Her readers realise that awful things are happening in the Room, but Jack’s mother creates a reassuring routine, teaching him to read, playing with him and telling him stories. There is Phys Ed (jumping on the bed and running round the room), and Screaming from the skylight. We know that they are screaming for help, but the child doesn’t. He believes the locked room is the whole world, until one day “Ma” admits there is life outside.

As in Oxford writer Craig Raine’s poem A Martian Sends a Postcard Home, the child narrator gives us a fresh view of the world, and is one reason why the book is so upbeat. The author compiled a library for Ma and Jack (it doesn’t appear in the book) which includes Blake’s line about seeing “a world in a grain of sand/ And a heaven in a wild flower”.

Donoghue’s children were five and 18 months when she was writing Room. She said: “I watched them growing up normally and it was such a relief after all that research. My son is very different to Jack — he’s sociable and witty, whereas Jack is more serious. But they do share a universal five-year-old energy.”

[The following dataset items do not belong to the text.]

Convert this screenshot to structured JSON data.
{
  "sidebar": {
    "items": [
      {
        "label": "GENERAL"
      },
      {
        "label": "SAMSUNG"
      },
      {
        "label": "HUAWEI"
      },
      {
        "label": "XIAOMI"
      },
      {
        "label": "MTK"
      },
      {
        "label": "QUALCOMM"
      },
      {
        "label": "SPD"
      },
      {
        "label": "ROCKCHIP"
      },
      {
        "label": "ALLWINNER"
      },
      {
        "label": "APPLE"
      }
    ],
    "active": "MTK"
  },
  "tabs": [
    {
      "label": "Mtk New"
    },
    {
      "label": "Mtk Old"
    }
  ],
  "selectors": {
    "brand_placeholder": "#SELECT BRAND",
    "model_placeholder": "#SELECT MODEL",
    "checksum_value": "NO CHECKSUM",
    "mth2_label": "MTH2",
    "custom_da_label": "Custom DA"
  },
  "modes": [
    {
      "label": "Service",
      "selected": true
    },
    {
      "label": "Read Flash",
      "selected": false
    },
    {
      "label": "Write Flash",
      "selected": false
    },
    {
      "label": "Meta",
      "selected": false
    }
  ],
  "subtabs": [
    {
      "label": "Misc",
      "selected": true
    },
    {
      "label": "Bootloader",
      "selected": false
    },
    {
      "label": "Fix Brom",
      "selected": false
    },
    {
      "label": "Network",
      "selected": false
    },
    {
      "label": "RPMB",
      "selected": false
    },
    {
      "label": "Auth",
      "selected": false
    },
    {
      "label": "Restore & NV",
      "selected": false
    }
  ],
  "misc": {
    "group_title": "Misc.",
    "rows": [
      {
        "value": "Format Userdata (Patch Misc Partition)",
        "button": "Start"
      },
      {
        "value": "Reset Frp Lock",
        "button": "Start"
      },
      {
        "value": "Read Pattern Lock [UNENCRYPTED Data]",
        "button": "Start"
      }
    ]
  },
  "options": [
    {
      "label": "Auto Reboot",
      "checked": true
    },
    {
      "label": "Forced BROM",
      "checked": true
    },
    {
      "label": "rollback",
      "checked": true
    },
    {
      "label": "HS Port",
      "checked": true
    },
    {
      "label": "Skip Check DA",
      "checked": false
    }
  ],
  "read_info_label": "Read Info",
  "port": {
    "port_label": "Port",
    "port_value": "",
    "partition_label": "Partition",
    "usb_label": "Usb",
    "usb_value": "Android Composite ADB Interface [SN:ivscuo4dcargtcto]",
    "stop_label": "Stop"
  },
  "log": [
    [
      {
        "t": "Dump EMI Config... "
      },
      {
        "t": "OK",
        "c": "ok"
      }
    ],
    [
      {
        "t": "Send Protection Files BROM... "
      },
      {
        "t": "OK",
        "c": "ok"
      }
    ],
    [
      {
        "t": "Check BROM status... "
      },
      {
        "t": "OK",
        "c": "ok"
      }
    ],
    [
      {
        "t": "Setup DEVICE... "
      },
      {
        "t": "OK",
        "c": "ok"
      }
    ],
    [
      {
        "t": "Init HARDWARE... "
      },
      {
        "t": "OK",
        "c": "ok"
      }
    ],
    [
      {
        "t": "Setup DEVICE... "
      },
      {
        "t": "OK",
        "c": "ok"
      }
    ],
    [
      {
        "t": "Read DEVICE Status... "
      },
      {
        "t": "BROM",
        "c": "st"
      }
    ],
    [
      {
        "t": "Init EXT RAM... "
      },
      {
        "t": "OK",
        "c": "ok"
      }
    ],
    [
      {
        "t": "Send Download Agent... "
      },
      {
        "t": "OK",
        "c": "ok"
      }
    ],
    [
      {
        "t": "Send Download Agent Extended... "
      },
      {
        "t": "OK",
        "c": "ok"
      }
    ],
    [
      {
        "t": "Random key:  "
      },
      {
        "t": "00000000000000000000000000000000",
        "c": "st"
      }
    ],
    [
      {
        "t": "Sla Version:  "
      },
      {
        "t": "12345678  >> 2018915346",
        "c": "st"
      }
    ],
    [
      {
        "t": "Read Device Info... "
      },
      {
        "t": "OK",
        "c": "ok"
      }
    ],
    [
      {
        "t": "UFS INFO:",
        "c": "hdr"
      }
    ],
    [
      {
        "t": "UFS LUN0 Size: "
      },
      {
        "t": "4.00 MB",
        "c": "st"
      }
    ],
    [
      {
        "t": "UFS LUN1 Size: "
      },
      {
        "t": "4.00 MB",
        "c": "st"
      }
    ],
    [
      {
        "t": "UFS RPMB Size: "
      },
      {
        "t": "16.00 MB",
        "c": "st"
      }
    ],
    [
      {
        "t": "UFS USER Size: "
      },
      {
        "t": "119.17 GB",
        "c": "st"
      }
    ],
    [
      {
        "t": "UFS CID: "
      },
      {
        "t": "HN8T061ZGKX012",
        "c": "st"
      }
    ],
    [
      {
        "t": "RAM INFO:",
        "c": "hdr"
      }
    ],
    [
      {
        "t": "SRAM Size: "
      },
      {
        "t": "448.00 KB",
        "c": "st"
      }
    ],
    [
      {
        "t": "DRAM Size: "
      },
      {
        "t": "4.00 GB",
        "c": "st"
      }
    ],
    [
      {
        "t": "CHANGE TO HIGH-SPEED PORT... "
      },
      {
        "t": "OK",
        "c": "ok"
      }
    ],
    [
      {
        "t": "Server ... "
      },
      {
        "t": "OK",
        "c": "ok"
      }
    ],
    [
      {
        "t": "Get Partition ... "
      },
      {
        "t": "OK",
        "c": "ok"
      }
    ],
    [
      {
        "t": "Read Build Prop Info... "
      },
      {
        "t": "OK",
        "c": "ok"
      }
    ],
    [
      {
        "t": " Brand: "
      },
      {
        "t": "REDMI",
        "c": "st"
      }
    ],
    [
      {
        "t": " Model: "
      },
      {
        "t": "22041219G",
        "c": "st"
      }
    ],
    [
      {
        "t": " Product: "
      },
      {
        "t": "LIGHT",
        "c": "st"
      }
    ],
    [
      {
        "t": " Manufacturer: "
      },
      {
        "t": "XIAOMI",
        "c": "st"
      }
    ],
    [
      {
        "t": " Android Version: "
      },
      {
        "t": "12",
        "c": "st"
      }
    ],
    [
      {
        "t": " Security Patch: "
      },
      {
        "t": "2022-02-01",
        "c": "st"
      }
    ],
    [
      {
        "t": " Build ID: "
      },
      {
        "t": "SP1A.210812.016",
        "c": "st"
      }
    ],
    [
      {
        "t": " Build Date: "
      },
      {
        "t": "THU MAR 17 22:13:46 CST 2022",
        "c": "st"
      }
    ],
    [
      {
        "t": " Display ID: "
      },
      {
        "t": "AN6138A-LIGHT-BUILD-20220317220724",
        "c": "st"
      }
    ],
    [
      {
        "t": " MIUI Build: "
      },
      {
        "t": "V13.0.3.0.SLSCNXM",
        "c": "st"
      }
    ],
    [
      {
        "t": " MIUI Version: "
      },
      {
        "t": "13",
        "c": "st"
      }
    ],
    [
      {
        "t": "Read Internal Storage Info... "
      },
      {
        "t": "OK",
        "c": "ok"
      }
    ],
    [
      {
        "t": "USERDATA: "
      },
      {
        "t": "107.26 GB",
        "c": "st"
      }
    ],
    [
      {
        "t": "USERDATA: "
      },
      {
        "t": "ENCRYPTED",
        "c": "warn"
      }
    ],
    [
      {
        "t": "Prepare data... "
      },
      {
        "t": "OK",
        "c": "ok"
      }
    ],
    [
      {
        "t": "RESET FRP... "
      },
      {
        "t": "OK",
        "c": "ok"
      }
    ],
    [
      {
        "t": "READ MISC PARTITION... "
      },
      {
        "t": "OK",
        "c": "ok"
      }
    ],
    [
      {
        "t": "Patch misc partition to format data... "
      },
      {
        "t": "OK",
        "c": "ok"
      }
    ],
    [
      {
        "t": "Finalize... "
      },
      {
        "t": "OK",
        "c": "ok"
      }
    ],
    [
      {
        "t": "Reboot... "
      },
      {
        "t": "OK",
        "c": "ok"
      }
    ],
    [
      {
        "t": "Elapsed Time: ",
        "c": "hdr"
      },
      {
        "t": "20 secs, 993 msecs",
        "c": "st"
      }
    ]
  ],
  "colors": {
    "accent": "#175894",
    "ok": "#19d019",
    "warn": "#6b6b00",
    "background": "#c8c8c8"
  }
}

The child narrator allows her to touch on deep, philosophical questions in an accessible way, but she realised the subject needed sensitive handling, and was worried the story would struggle to find a publisher. “It was quite a risky book to take on, because it sounds weird. But my publishers believed that a lot of people who weren’t necessarily very highbrow would like it.”

In the end, she landed a ‘substantial’ advance. “It was great to have a high like this in your early forties when you have experienced both sides of success because you aren’t bowled over by it the way you would be in your twenties. I sold the book in this bidding war just before my 40th birthday, which was wonderful.”

She has a short-story collection out soon, but many readers await her next novel, based on an 1870s San Francisco murder.